Jay is thriving.  He is amazing just as Donna was.  He is bright, articulate, silly, dancing, curious, naughty, challenging -- everything a two year old little boy should be.  He saves us every day.  He is the hope we choose now. 


After Donna died, we kept the room she shared with Jay pretty much the same.  Yes, we meant to remove the toddler bed she used for a few months, but no, we never did.  It was a play space for Jay and his stuffed animals.  A few weeks ago, after he made the transition to the toddler bed, pretty much on his own suggestion, we disassembled and removed the crib.  It was the first time we didn't have a crib in our home since July 2005.  It was sad, but it was time.


As if on cue, that toddler bed that Jay had been sleeping in just fine for weeks, suddenly became Party Central.  Some of you might remember that in March of 2009, seven months before she died, Donna simply decided she would no longer have a respectable bed time.  She was cooperative with pajamas and teeth and overnight fluids, but when it came time to turn the light out, a switch flipped inside of her and she was wired.  Almost every night for seven months.  At some point, we just made our peace with it.  In retrospect, I now think of it as Donna eeking out as much of life as she could.  Most nights it was as late as 10 or 11 (sometimes midnight!) before she settled to sleep. 


Well, Jay seems to be following in her footsteps.  And he is the same combination of precious and infuriating during those hours as Donna was.  Mind you, it's not as late as 10 or 11, but he sees 9 pm more often than he doesn't.  Sigh.  I love my boy, but Lordy, does this pattern remind me of Donna.

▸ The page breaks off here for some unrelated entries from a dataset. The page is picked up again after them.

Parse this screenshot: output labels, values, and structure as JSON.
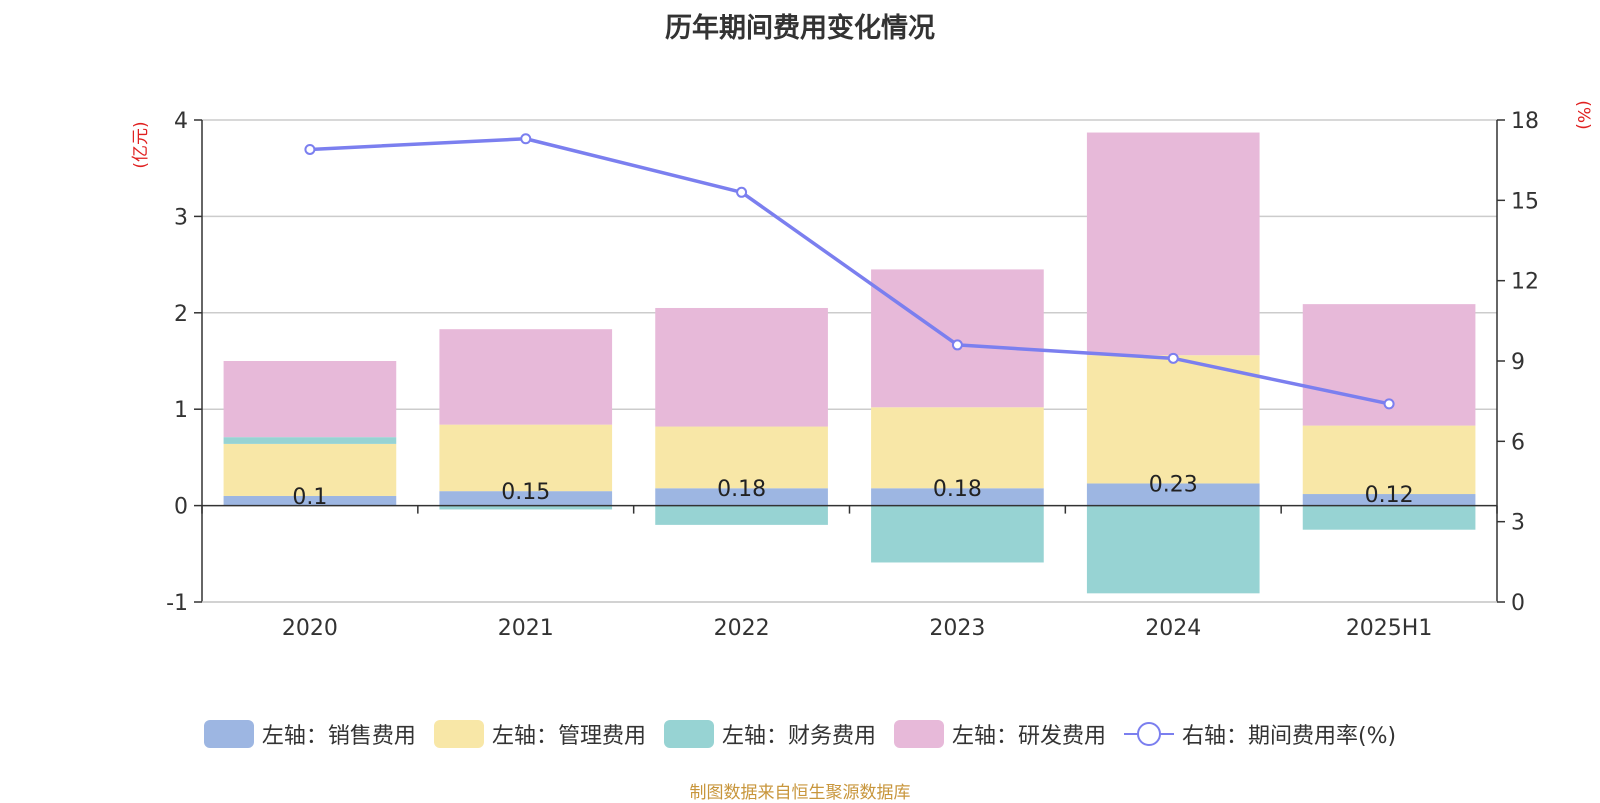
{
  "chart_data": {
    "type": "bar",
    "title": "历年期间费用变化情况",
    "categories": [
      "2020",
      "2021",
      "2022",
      "2023",
      "2024",
      "2025H1"
    ],
    "stacked": true,
    "y_left": {
      "label": "(亿元)",
      "ticks": [
        "-1",
        "0",
        "1",
        "2",
        "3",
        "4"
      ],
      "range": [
        -1,
        4
      ]
    },
    "y_right": {
      "label": "(%)",
      "ticks": [
        "0",
        "3",
        "6",
        "9",
        "12",
        "15",
        "18"
      ],
      "range": [
        0,
        18
      ]
    },
    "series": [
      {
        "name": "左轴：销售费用",
        "axis": "left",
        "type": "bar",
        "color": "#9db6e2",
        "values": [
          0.1,
          0.15,
          0.18,
          0.18,
          0.23,
          0.12
        ],
        "labels": [
          "0.1",
          "0.15",
          "0.18",
          "0.18",
          "0.23",
          "0.12"
        ]
      },
      {
        "name": "左轴：管理费用",
        "axis": "left",
        "type": "bar",
        "color": "#f8e7a7",
        "values": [
          0.54,
          0.69,
          0.64,
          0.84,
          1.33,
          0.71
        ]
      },
      {
        "name": "左轴：财务费用",
        "axis": "left",
        "type": "bar",
        "color": "#97d3d3",
        "values": [
          0.07,
          -0.04,
          -0.2,
          -0.59,
          -0.91,
          -0.25
        ]
      },
      {
        "name": "左轴：研发费用",
        "axis": "left",
        "type": "bar",
        "color": "#e7b9d9",
        "values": [
          0.79,
          0.99,
          1.23,
          1.43,
          2.31,
          1.26
        ]
      },
      {
        "name": "右轴：期间费用率(%)",
        "axis": "right",
        "type": "line",
        "color": "#7b7fef",
        "values": [
          16.9,
          17.3,
          15.3,
          9.6,
          9.1,
          7.4
        ]
      }
    ],
    "grid": true,
    "legend_position": "bottom"
  },
  "source": "制图数据来自恒生聚源数据库"
}
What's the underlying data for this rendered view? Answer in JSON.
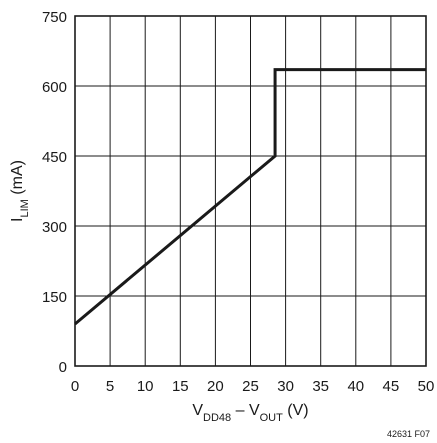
{
  "chart_data": {
    "type": "line",
    "title": "",
    "xlabel": {
      "parts": [
        {
          "text": "V",
          "sub": false
        },
        {
          "text": "DD48",
          "sub": true
        },
        {
          "text": " – V",
          "sub": false
        },
        {
          "text": "OUT",
          "sub": true
        },
        {
          "text": " (V)",
          "sub": false
        }
      ]
    },
    "ylabel": {
      "parts": [
        {
          "text": "I",
          "sub": false
        },
        {
          "text": "LIM",
          "sub": true
        },
        {
          "text": " (mA)",
          "sub": false
        }
      ]
    },
    "xlim": [
      0,
      50
    ],
    "ylim": [
      0,
      750
    ],
    "xticks": [
      0,
      5,
      10,
      15,
      20,
      25,
      30,
      35,
      40,
      45,
      50
    ],
    "yticks": [
      0,
      150,
      300,
      450,
      600,
      750
    ],
    "grid": true,
    "series": [
      {
        "x": [
          0,
          28.5,
          28.5,
          50
        ],
        "y": [
          90,
          450,
          635,
          635
        ]
      }
    ],
    "figure_id": "42631 F07"
  }
}
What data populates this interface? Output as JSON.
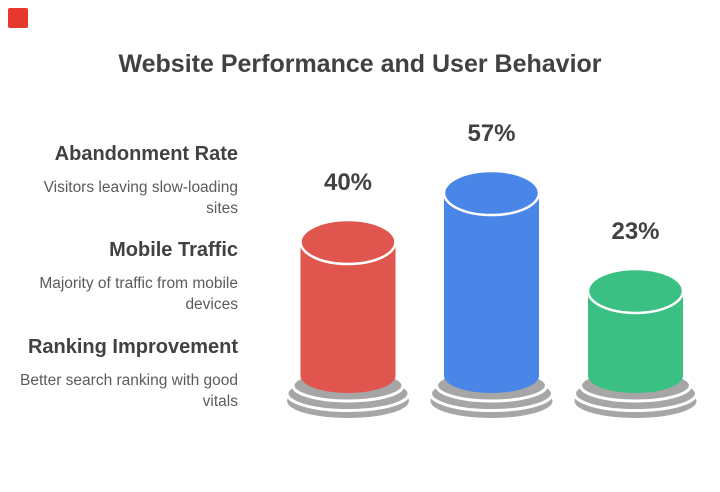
{
  "title": "Website Performance and User Behavior",
  "corner_marker": {
    "color": "#E8382D"
  },
  "sections": [
    {
      "heading": "Abandonment Rate",
      "desc_line1": "Visitors leaving slow-loading",
      "desc_line2": "sites"
    },
    {
      "heading": "Mobile Traffic",
      "desc_line1": "Majority of traffic from mobile",
      "desc_line2": "devices"
    },
    {
      "heading": "Ranking Improvement",
      "desc_line1": "Better search ranking with good",
      "desc_line2": "vitals"
    }
  ],
  "chart_data": {
    "type": "bar",
    "subtype": "3d-cylinder-infographic",
    "title": "Website Performance and User Behavior",
    "categories": [
      "Abandonment Rate",
      "Mobile Traffic",
      "Ranking Improvement"
    ],
    "values": [
      40,
      57,
      23
    ],
    "unit": "%",
    "value_labels": [
      "40%",
      "57%",
      "23%"
    ],
    "category_descriptions": [
      "Visitors leaving slow-loading sites",
      "Majority of traffic from mobile devices",
      "Better search ranking with good vitals"
    ],
    "colors": {
      "bars": [
        "#E0554E",
        "#4A86E8",
        "#3BC083"
      ],
      "pedestal": "#A6A6A6",
      "value_label_text": "#414141",
      "title_text": "#414141",
      "description_text": "#5B5B5B",
      "background": "#FFFFFF"
    },
    "axes": false,
    "grid": false,
    "legend": "text-blocks-left"
  }
}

Other reminders of Donna are all around.  Jay now wears her last winter coat and snow pants.  He wears some of the long sleeve tee shirts she wore in her last year.  With these, we are coming to the end of our unisex wardrobe.  Jay will be wearing all of his own clothes soon.  Another sadness.

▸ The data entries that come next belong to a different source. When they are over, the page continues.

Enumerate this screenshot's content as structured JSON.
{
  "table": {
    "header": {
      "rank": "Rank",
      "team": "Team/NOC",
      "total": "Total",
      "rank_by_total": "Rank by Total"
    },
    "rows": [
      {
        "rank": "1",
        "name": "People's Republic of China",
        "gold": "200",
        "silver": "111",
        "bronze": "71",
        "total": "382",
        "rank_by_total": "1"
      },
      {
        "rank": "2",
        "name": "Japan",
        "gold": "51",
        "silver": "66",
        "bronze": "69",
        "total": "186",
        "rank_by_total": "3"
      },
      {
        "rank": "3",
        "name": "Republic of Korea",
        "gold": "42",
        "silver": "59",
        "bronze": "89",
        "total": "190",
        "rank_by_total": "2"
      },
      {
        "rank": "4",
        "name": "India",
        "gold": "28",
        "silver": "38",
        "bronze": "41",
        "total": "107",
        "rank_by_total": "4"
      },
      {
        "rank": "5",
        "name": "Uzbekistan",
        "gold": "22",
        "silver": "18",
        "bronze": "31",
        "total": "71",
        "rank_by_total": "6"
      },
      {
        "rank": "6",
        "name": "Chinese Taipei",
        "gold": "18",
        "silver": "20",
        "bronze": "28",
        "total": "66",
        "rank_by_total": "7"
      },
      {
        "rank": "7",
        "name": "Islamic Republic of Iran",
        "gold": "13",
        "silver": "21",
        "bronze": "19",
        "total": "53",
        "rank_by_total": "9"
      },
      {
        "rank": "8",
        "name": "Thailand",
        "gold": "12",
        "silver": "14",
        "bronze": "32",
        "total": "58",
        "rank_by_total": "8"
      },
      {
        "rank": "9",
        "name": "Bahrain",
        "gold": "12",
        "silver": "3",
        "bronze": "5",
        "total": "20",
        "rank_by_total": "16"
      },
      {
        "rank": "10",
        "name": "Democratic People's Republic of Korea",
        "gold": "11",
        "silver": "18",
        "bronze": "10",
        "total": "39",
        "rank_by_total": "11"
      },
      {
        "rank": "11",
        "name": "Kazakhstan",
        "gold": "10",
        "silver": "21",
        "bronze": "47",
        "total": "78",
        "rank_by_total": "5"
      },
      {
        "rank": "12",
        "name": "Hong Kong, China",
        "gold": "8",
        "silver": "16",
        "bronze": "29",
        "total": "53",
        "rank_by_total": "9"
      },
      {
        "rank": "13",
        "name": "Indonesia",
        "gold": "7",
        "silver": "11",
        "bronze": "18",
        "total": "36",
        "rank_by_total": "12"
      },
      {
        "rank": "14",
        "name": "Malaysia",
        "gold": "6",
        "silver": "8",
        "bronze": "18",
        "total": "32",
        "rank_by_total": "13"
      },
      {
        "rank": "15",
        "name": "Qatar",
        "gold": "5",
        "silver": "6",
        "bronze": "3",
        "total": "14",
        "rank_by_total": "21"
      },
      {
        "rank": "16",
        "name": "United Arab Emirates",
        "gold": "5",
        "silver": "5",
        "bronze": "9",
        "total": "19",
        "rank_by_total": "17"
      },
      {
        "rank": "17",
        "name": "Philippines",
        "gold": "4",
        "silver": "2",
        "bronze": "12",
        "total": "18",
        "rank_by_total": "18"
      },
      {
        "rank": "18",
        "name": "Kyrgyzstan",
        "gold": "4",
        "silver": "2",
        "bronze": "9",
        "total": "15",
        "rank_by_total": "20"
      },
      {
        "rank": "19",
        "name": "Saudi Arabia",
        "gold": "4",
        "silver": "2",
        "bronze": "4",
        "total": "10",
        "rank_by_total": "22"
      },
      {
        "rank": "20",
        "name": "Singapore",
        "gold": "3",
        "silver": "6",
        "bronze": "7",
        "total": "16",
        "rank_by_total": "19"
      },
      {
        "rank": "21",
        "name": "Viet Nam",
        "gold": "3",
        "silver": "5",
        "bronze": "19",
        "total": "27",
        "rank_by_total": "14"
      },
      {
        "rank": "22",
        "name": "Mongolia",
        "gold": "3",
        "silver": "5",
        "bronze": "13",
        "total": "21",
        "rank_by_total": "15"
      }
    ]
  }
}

On Sunday night we took a carousel ride with Jay at the zoo's winter light festival.  You can't not think of Donna on a carousel. 


The holidays are tough this year.  I see the lights on the trees and think of Donna's beautiful wish that all trees be adorned with lights at Christmas for warmth and company.  She was such a gorgeous, beautiful soul.  I wait for the first snow at dinnertime so we can watch it fall by candlelight over dinner, just as Donna liked to do. 


Last night I left Jay and Jeremy at home and went to do a little shopping after dinner.  On the way home I wept with the realization that I will never again buy a gift for Donna, that I have one child to shop for, not two. 


It is always a realization, you see, that Donna is gone.  That cancer invaded her body and took her from us. 


Last week, seeing a certain something in my eyes that he knows is about Donna, Jay spontaneously suggested that we go buy another Donna.  It was such a simple solution for this pervasive sadness he recognizes from his toddler point of view.  Would that it could be so . . .


I miss our girl.  I miss her smiles.  I miss what she would be learning in the 1st grade.  I miss the light she brought to our world.  I miss the naivete we had before cancer.  I miss the insulation we had before cancer -- the knowing that life is tough for lots and lots of people in a thousand different ways, but that we were okay and spared.  We are not spared anymore. 


Please hold us close in your thoughts this holiday season.  Thank you for still reading and checking in on Donna's family.  I promise it won't be such a long time until my next post. 


Choosing hope still and always.  Sheila, Donna's and Jay's Mama.